Back to Bali – 01 Mei 2026 | Perdana Menteri Israel, Benjamin Netanyahu, pada Rabu (29/4/2026) menyampaikan permintaan tegas kepada Presiden Amerika Serikat, Donald Trump, untuk membatasi durasi negosiasi damai antara Israel dan Lebanon tidak lebih dari dua hingga tiga pekan. Permintaan tersebut disampaikan lewat telepon langsung, dengan alasan agar proses damai dapat diselesaikan secara cepat dan tidak berlarut‑larut.
Latar Belakang Gencatan Senjata
Konflik bersenjata antara Israel dan kelompok Hizbullah di Lebanon kembali memuncak sejak awal Maret 2026. Serangan udara dan artileri yang dilancarkan Israel menewaskan lebih dari 2.500 warga sipil Lebanon dan melukai hampir 8.000 orang lainnya. Pada 16 April 2026, kedua belah pihak menandatangani gencatan senjata awal selama sepuluh hari yang difasilitasi oleh mediasi Amerika Serikat di Washington DC.
Setelah evaluasi bersama, gencatan senjata tersebut diperpanjang menjadi tiga minggu pada 23 April 2026, dengan harapan menciptakan ruang bagi dialog politik yang lebih luas. Presiden Trump menegaskan pentingnya kepatuhan semua pihak, termasuk Hizbullah, serta menyatakan komitmen Amerika untuk melindungi Lebanon dari ancaman militer lebih lanjut.
Permintaan Netanyahu
Netanyahu menilai bahwa tanpa batas waktu yang jelas, negosiasi dapat berlarut dan menimbulkan ketidakpastian yang berbahaya bagi keamanan Israel. Ia memperingatkan bahwa jika proses damai melewati batas dua hingga tiga pekan, Israel siap memperluas operasi militernya di wilayah selatan Lebanon untuk menghentikan aktivitas Hizbullah yang masih berlanjut meski gencatan senjata telah disepakati.

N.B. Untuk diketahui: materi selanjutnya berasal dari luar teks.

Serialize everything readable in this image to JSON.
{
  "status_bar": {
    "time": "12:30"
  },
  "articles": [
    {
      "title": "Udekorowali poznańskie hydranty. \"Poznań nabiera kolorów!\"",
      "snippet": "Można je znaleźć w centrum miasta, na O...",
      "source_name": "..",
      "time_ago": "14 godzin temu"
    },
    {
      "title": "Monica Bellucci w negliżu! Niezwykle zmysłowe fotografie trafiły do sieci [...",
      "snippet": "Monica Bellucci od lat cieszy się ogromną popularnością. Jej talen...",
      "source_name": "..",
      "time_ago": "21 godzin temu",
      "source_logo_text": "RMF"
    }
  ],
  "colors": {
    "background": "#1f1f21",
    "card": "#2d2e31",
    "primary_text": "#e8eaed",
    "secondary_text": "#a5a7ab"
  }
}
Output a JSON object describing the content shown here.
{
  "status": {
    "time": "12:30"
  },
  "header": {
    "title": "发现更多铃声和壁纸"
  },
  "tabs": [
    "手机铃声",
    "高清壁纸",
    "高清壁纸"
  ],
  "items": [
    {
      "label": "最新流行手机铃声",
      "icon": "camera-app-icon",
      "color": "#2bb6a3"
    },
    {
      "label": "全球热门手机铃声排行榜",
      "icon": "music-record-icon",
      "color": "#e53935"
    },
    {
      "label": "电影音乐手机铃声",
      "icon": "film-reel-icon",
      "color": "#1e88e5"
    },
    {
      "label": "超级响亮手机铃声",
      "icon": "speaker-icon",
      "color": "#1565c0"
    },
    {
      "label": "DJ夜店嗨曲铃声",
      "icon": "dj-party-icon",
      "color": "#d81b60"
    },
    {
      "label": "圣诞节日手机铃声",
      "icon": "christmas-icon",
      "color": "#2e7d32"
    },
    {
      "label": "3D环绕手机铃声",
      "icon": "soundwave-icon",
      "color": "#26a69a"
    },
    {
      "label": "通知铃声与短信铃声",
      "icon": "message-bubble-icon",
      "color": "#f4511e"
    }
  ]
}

“Kami membutuhkan kepastian waktu agar tidak terjebak dalam perundingan yang tak berujung. Jika batas waktu tidak dipatuhi, langkah militer akan menjadi pilihan terakhir kami,” kata Netanyahu dalam percakapan tersebut.
Reaksi Amerika Serikat
Presiden Trump, yang sebelumnya menekankan pentingnya menahan aksi militer selama gencatan, mengakui keprihatinan Israel namun menolak menambahkan tekanan waktu yang dapat memperburuk situasi. Dalam pernyataannya di akun media sosial resmi, Trump menegaskan bahwa Amerika Serikat akan terus berperan sebagai mediator netral dan berusaha menjaga kestabilan di perbatasan Lebanon.
Trump juga meminta Hizbullah untuk mematuhi kesepakatan gencatan senjata, sambil menegaskan bahwa Amerika Serikat siap menanggapi setiap pelanggaran dengan tindakan diplomatik yang tegas.
Implikasi bagi Kedua Negara
- Keamanan Israel: Batas waktu yang ketat dapat memaksa Lebanon untuk menurunkan tekanan militer Hizbullah, memberi Israel rasa aman lebih cepat.
- Stabilitas Lebanon: Perpanjangan gencatan senjata memberikan ruang bagi warga sipil Lebanon untuk pulih, namun ancaman operasi militer Israel tetap menimbulkan ketidakpastian.
- Peran AS: Keterlibatan Amerika sebagai mediator tetap kritis; keputusan untuk menurunkan atau meningkatkan tekanan waktu dapat memengaruhi citra diplomatik Washington.
Sejauh ini, tidak ada indikasi resmi bahwa Amerika Serikat akan menyetujui batas waktu yang diminta Netanyahu. Negosiasi masih berlangsung, dan kedua delegasi terus mencari titik temu yang dapat diterima tanpa mengorbankan kepentingan keamanan masing‑masing.
Dengan latar belakang konflik yang telah menelan ribuan korban jiwa dan luka, tekanan untuk mencapai kesepakatan damai yang berkelanjutan menjadi semakin mendesak. Semua pihak diharapkan dapat menahan diri dari tindakan eskalatif sambil terus berupaya menemukan solusi politik jangka panjang.
Jika batas waktu tidak dipenuhi, kemungkinan Israel melancarkan operasi militer yang lebih luas di wilayah selatan Lebanon akan meningkatkan risiko konflik regional yang lebih luas, termasuk potensi keterlibatan negara‑negara lain di kawasan.
Situasi ini menegaskan betapa pentingnya peran diplomasi multinasional, khususnya mediasi Amerika Serikat, dalam mencegah konflik berlarut dan menurunkan angka korban sipil di kedua negara.